How would I find the x,y and z moments of this 3d object? Also how would I find the center of mass?
If lets say I have $\displaystyle y=x^{2}$ and $\displaystyle x=2$ as the area (top view) of a shape and the height is 10 units.
How would I find the x,y and z moments of this 3d object?
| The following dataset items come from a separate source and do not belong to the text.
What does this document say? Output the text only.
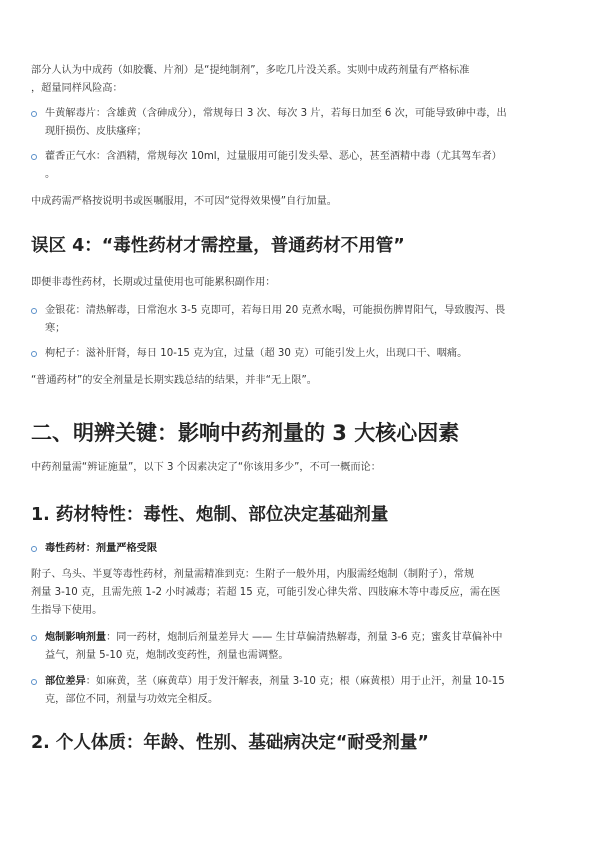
部分人认为中成药（如胶囊、片剂）是“提纯制剂”，多吃几片没关系。实则中成药剂量有严格标准
，超量同样风险高：

牛黄解毒片：含雄黄（含砷成分），常规每日 3 次、每次 3 片，若每日加至 6 次，可能导致砷中毒，出
现肝损伤、皮肤瘙痒；
藿香正气水：含酒精，常规每次 10ml，过量服用可能引发头晕、恶心，甚至酒精中毒（尤其驾车者）
。

中成药需严格按说明书或医嘱服用，不可因“觉得效果慢”自行加量。

误区 4：“毒性药材才需控量，普通药材不用管”

即便非毒性药材，长期或过量使用也可能累积副作用：

金银花：清热解毒，日常泡水 3-5 克即可，若每日用 20 克煮水喝，可能损伤脾胃阳气，导致腹泻、畏
寒；
枸杞子：滋补肝肾，每日 10-15 克为宜，过量（超 30 克）可能引发上火，出现口干、咽痛。

“普通药材”的安全剂量是长期实践总结的结果，并非“无上限”。

二、明辨关键：影响中药剂量的 3 大核心因素

中药剂量需“辨证施量”，以下 3 个因素决定了“你该用多少”，不可一概而论：

1. 药材特性：毒性、炮制、部位决定基础剂量
毒性药材：剂量严格受限

附子、乌头、半夏等毒性药材，剂量需精准到克：生附子一般外用，内服需经炮制（制附子），常规
剂量 3-10 克，且需先煎 1-2 小时减毒；若超 15 克，可能引发心律失常、四肢麻木等中毒反应，需在医
生指导下使用。

炮制影响剂量：同一药材，炮制后剂量差异大 —— 生甘草偏清热解毒，剂量 3-6 克；蜜炙甘草偏补中
益气，剂量 5-10 克，炮制改变药性，剂量也需调整。
部位差异：如麻黄，茎（麻黄草）用于发汗解表，剂量 3-10 克；根（麻黄根）用于止汗，剂量 10-15
克，部位不同，剂量与功效完全相反。
2. 个人体质：年龄、性别、基础病决定“耐受剂量”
Also how would I find the center of mass?
The (first) moment of inertia in space is.
$\displaystyle M_{xy} = \iiint_V \delta(x,y,z)z dV$
$\displaystyle M_{yz} = \iiint_V \delta(x,y,z)xdV$
$\displaystyle M_{xz} = \iiint_V \delta(x,y,z) ydV$
Where $\displaystyle \delta(x,y,z)$ is the density of the region.
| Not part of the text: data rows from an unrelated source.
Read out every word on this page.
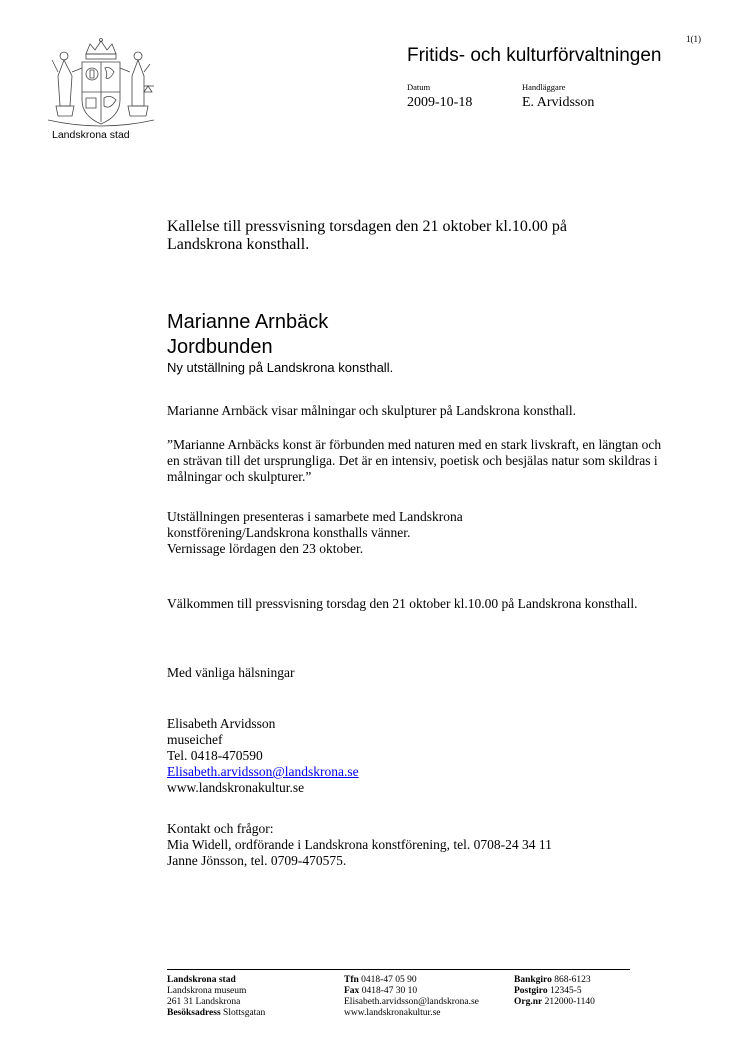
1(1)
Landskrona stad
Fritids- och kulturförvaltningen
Datum	Handläggare
2009-10-18	E. Arvidsson
Kallelse till pressvisning torsdagen den 21 oktober kl.10.00 på Landskrona konsthall.
Marianne Arnbäck
Jordbunden
Ny utställning på Landskrona konsthall.
Marianne Arnbäck visar målningar och skulpturer på Landskrona konsthall.
”Marianne Arnbäcks konst är förbunden med naturen med en stark livskraft, en längtan och en strävan till det ursprungliga. Det är en intensiv, poetisk och besjälas natur som skildras i målningar och skulpturer.”
Utställningen presenteras i samarbete med Landskrona
konstförening/Landskrona konsthalls vänner.
Vernissage lördagen den 23 oktober.
Välkommen till pressvisning torsdag den 21 oktober kl.10.00 på Landskrona konsthall.
Med vänliga hälsningar
Elisabeth Arvidsson
museichef
Tel. 0418-470590
Elisabeth.arvidsson@landskrona.se
www.landskronakultur.se
Kontakt och frågor:
Mia Widell, ordförande i Landskrona konstförening, tel. 0708-24 34 11
Janne Jönsson, tel. 0709-470575.
Landskrona stad
Landskrona museum
261 31 Landskrona
Besöksadress Slottsgatan
Tfn 0418-47 05 90
Fax 0418-47 30 10
Elisabeth.arvidsson@landskrona.se
www.landskronakultur.se
Bankgiro 868-6123
Postgiro 12345-5
Org.nr 212000-1140
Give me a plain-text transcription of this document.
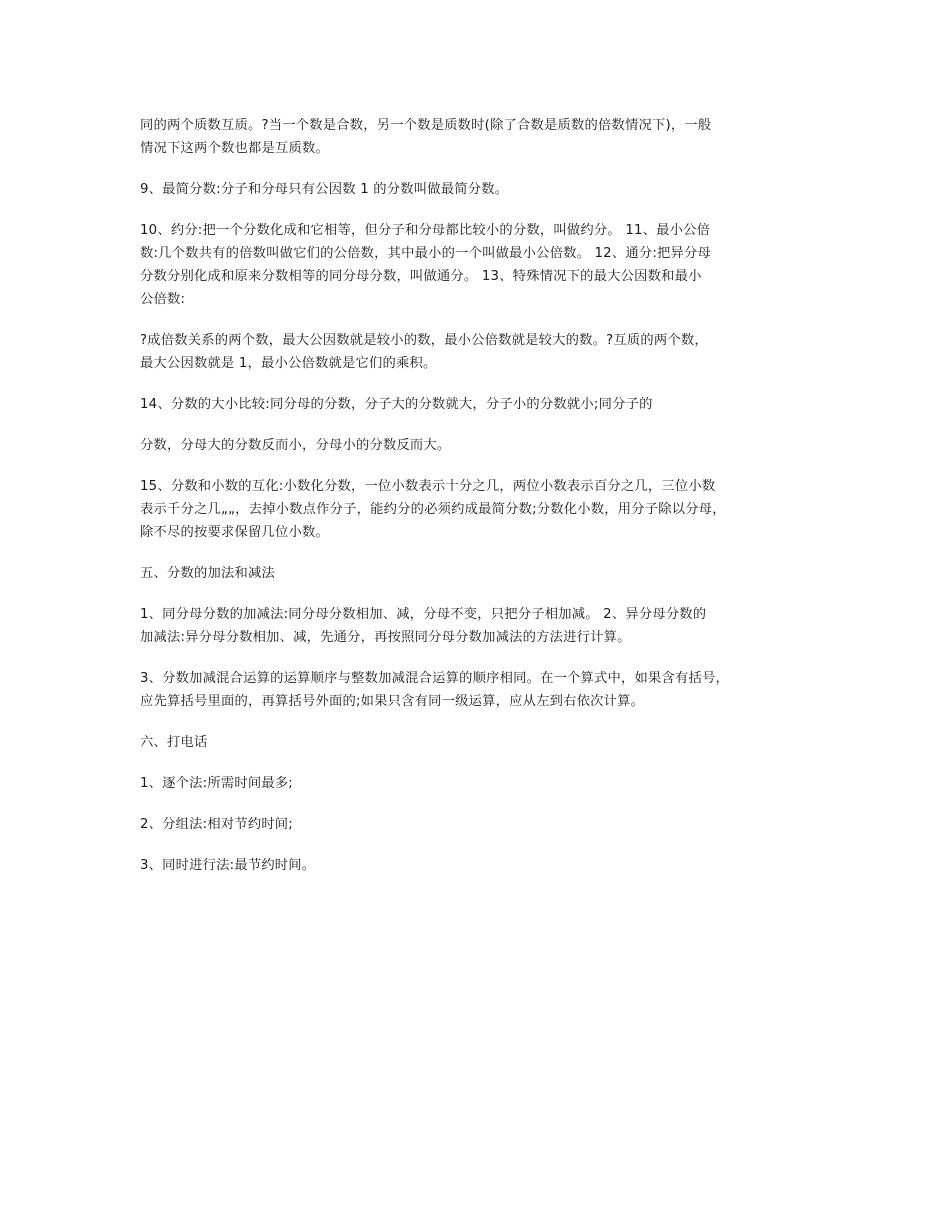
同的两个质数互质。?当一个数是合数，另一个数是质数时(除了合数是质数的倍数情况下)，一般
情况下这两个数也都是互质数。

9、最简分数:分子和分母只有公因数 1 的分数叫做最简分数。

10、约分:把一个分数化成和它相等，但分子和分母都比较小的分数，叫做约分。 11、最小公倍
数:几个数共有的倍数叫做它们的公倍数，其中最小的一个叫做最小公倍数。 12、通分:把异分母
分数分别化成和原来分数相等的同分母分数，叫做通分。 13、特殊情况下的最大公因数和最小
公倍数:

?成倍数关系的两个数，最大公因数就是较小的数，最小公倍数就是较大的数。?互质的两个数，
最大公因数就是 1，最小公倍数就是它们的乘积。

14、分数的大小比较:同分母的分数，分子大的分数就大，分子小的分数就小;同分子的

分数，分母大的分数反而小，分母小的分数反而大。

15、分数和小数的互化:小数化分数，一位小数表示十分之几，两位小数表示百分之几，三位小数
表示千分之几„„，去掉小数点作分子，能约分的必须约成最简分数;分数化小数，用分子除以分母，
除不尽的按要求保留几位小数。

五、分数的加法和减法

1、同分母分数的加减法:同分母分数相加、减，分母不变，只把分子相加减。 2、异分母分数的
加减法:异分母分数相加、减，先通分，再按照同分母分数加减法的方法进行计算。

3、分数加减混合运算的运算顺序与整数加减混合运算的顺序相同。在一个算式中，如果含有括号，
应先算括号里面的，再算括号外面的;如果只含有同一级运算，应从左到右依次计算。

六、打电话

1、逐个法:所需时间最多;

2、分组法:相对节约时间;

3、同时进行法:最节约时间。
no, $\displaystyle \delta (x,y,z)$ is the density function. it depends on what the question says it is. the equations you were given describe the solid over which you are integrating, not the density of the solid, we need additional conditions to find $\displaystyle \delta (x,y,z)$
also, define $\displaystyle m = \iiint_V \delta(x,y,z) dV$
the center of mass is the point $\displaystyle (\bar {x}, \bar {y}, \bar {z})$
where $\displaystyle \bar {x} = \frac {M_{yz}}{m}$, $\displaystyle \bar {y} = \frac {M_{xz}}{m}$, and $\displaystyle \bar {z} = \frac {M_{xy}}{m}$